The size of the deal underscores the intense activity among Big Pharma firms for acquisition. The Pfizer-Wyeth and Merck-Schering-Plough deals clearly have set the platform for other merger deals in the pharmaceutical market. While there is still some uncertainty over whether Pfizer can raise the debt necessary to finance its US$68-billion deal, clearly the interest underlines the fact that the pharmaceutical industry is viewed as one of the growth industries, at a time when recessionary conditions have dried up credit. Needless to say, the Merck-Schering-Plough deal will spark further consolidation in the industry, with deals such as Roche-Genentech expected to gain momentum. There is also speculation of a possible merger between GlaxoSmithKline (GSK) and AstraZeneca, two British pharma giants, recently denied by GSK.

The reason for this activity is, of course, the going price of pharma firms, which industry watchers now put as "realistic" or indeed "lower" than in the past years.
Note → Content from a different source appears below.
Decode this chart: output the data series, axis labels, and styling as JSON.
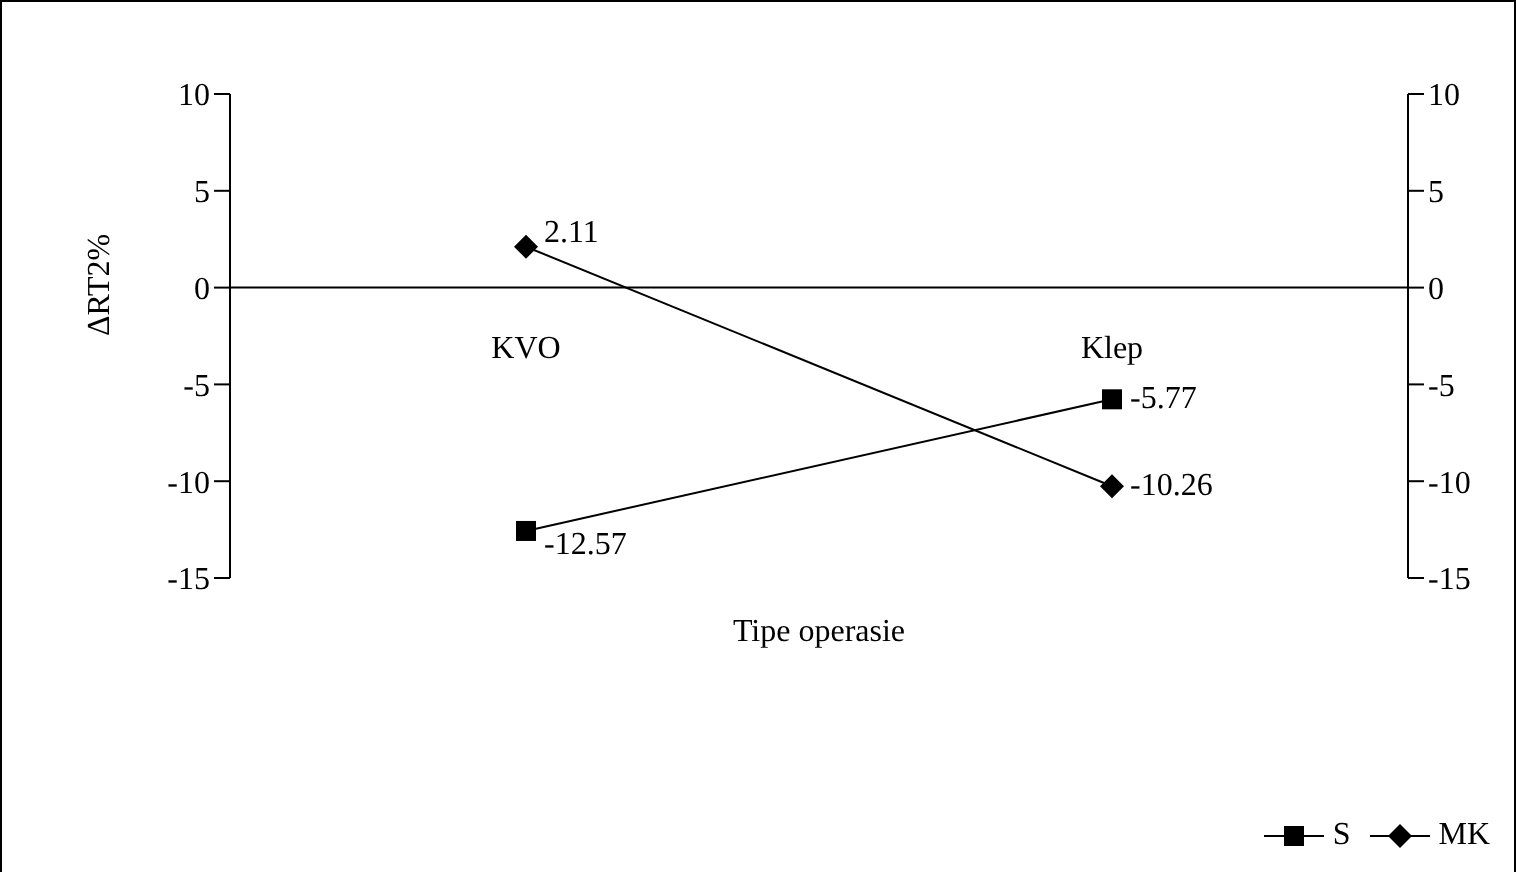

Big Pharma firms are facing a declining trend, as some of their blockbuster drugs face patent expiration in the next four to five years. There is also increasing regulatory scrutiny, and impediments over the safety and efficacy of drugs are at an all-time high. Hence, in the face of dipping revenues and a barren late-stage pipeline, inorganic growth provides a stronger solution. In the case of big-ticket acquisitions and mergers, the focus is also on creating better operational efficiencies, and size ensures the firms are in the top ten of the pharmaceutical world table.